Dr. Monro was admitted a Candidate of the College of Physicians 25th June, 1752; and a Fellow, 25th June, 1753. He was Censor in 1754, 1759,1763, 1768, 1772, 1778, 1785; and he delivered the Harveian oration in 1757, on which occasion he was honoured by the presence of Don John de Braganza, brother to the king of Portugal. Dr. Monro limited his practice almost exclusively to insanity, and in the treatment of that disease is said to have attained to greater eminence and success than any of his contemporaries. In January, 1783, while still in full business, he was attacked with paralysis. The strength of his constitution, however, enabled him to overcome the first effects of his disorder and resume the exercise of his profession, but his vigour, both of mind and body, began from that time to decline. In 1787 his son Dr. Thomas Monro was appointed his assistant at Bethlem hospital, and he then gradually withdrew from business. In the beginning of 1791 he retired to Hadley, near Barnet, and there continued until his death, which occurred, after a short illness, on the 27th December, 1791, in the seventy-seventh year of his age.

Dr. Monro possessed a correct and elegant taste for the fine arts, and his collection of books and engravings was very considerable.

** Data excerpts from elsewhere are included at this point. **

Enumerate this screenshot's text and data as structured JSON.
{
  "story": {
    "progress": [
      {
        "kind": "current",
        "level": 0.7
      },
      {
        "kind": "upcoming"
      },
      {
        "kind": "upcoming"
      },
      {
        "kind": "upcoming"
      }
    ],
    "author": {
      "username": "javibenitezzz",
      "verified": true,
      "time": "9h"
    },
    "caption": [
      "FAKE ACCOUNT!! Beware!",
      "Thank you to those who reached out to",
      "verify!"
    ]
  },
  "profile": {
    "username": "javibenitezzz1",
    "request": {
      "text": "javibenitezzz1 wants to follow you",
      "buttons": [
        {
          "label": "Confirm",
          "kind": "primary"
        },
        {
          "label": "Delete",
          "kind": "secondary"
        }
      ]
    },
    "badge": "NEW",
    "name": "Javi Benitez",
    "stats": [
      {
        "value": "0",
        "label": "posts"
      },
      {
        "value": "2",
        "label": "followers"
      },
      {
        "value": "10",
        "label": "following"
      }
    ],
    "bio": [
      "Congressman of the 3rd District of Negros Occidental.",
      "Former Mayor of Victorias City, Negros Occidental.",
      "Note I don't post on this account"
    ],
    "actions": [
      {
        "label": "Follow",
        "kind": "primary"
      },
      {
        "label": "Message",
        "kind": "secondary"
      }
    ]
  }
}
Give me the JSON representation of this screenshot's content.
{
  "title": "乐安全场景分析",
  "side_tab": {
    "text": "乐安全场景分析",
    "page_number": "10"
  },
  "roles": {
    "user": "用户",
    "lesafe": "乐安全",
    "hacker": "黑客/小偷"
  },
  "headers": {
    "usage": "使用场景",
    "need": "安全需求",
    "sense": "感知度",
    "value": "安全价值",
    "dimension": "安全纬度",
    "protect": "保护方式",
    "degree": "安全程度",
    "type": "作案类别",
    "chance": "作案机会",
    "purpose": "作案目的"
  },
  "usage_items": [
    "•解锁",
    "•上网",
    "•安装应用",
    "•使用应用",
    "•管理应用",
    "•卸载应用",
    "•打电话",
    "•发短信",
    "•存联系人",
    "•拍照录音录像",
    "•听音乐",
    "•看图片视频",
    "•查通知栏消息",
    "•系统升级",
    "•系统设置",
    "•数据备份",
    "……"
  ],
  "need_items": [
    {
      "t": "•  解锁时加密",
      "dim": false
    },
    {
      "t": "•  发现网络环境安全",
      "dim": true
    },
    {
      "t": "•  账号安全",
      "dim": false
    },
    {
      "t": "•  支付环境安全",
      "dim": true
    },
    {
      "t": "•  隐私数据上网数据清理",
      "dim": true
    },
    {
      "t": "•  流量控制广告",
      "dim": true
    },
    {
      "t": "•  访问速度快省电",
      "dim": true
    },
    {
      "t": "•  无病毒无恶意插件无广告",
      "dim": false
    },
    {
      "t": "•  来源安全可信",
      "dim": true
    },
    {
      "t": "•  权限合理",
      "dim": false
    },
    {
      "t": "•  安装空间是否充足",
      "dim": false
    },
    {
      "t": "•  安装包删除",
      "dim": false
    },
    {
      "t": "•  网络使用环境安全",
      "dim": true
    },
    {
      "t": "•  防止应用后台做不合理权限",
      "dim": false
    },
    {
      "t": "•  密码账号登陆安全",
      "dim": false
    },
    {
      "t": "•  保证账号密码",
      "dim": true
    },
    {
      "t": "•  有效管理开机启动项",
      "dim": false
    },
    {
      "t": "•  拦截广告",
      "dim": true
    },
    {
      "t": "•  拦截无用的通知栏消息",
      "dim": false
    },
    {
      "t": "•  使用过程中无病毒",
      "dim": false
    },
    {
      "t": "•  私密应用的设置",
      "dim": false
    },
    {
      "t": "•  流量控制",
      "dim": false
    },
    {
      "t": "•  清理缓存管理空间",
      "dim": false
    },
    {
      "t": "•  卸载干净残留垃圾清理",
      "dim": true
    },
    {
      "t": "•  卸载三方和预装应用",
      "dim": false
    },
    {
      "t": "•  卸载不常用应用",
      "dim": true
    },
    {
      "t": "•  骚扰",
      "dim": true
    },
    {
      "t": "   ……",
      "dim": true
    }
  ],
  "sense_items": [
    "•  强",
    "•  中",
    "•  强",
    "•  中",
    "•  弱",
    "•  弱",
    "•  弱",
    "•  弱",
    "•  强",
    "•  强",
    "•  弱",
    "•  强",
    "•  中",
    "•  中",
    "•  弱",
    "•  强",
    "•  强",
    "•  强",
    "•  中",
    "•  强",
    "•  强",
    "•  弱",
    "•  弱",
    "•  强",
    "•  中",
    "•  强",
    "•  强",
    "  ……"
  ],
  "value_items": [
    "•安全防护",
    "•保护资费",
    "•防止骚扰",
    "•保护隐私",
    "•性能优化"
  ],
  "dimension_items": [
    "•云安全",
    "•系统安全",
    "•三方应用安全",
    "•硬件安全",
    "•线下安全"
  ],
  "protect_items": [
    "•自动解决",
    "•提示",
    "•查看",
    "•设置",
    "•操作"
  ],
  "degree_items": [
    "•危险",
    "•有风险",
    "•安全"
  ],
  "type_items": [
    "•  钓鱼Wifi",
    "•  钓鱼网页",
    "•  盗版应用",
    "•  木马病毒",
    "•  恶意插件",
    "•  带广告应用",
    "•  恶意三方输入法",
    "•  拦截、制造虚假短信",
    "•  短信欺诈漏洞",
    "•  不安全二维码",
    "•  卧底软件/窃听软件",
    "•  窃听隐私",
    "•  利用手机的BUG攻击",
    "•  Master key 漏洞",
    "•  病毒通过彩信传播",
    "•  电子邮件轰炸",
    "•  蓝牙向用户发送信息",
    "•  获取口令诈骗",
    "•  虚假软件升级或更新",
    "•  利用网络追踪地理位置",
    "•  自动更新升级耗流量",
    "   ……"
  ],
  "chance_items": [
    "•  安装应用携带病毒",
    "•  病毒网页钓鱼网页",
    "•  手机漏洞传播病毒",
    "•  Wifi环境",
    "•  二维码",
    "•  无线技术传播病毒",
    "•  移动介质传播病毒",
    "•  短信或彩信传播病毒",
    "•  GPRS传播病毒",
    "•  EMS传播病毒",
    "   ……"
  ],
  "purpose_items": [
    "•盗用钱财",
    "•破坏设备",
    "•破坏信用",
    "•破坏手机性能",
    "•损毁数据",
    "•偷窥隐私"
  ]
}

He was deeply versed in the early history of engraving, and the specimens he had collected of the works of the earlier engravers were select and curious. From these, as well as from the communications of Dr. Monro, Mr. Strutt derived great assistance in the preparation of his "History of Engravers." Horace and Shakspeare were Dr. Monro’s favourite authors, and his notes and remarks on the latter were considerable. These he communicated to Mr. Steevens previous to the publication by that gentleman of the works of our immortal bard. Dr. Monro’s fondness for reading was great, and proved a considerable resource to him in the evening of life—fortunately he was able to avail himself of this solace till within a very few days of his death. His only published writings were his Harveian oration, and a small pamphlet entitled " Remarks on Dr. Battie’s Treatise on Madness." 8vo. Lond. 1758. This feeling tribute to a father’s memory, whose character he considered had been unjustly assailed by Dr. Battie, has been already alluded to. It perfectly effected its object, and, it is said, covered Dr. Battie with well-merited ridicule. A portrait of Dr. John Monro, presented by his great-grandson Dr. Henry Monro, is in the College diningroom. To Dr. John Monro the College is indebted for two very fine manuscripts " of our ancient and great benefactor Dr. Hamey." For these the thanks of the College were voted 25th June, 1783.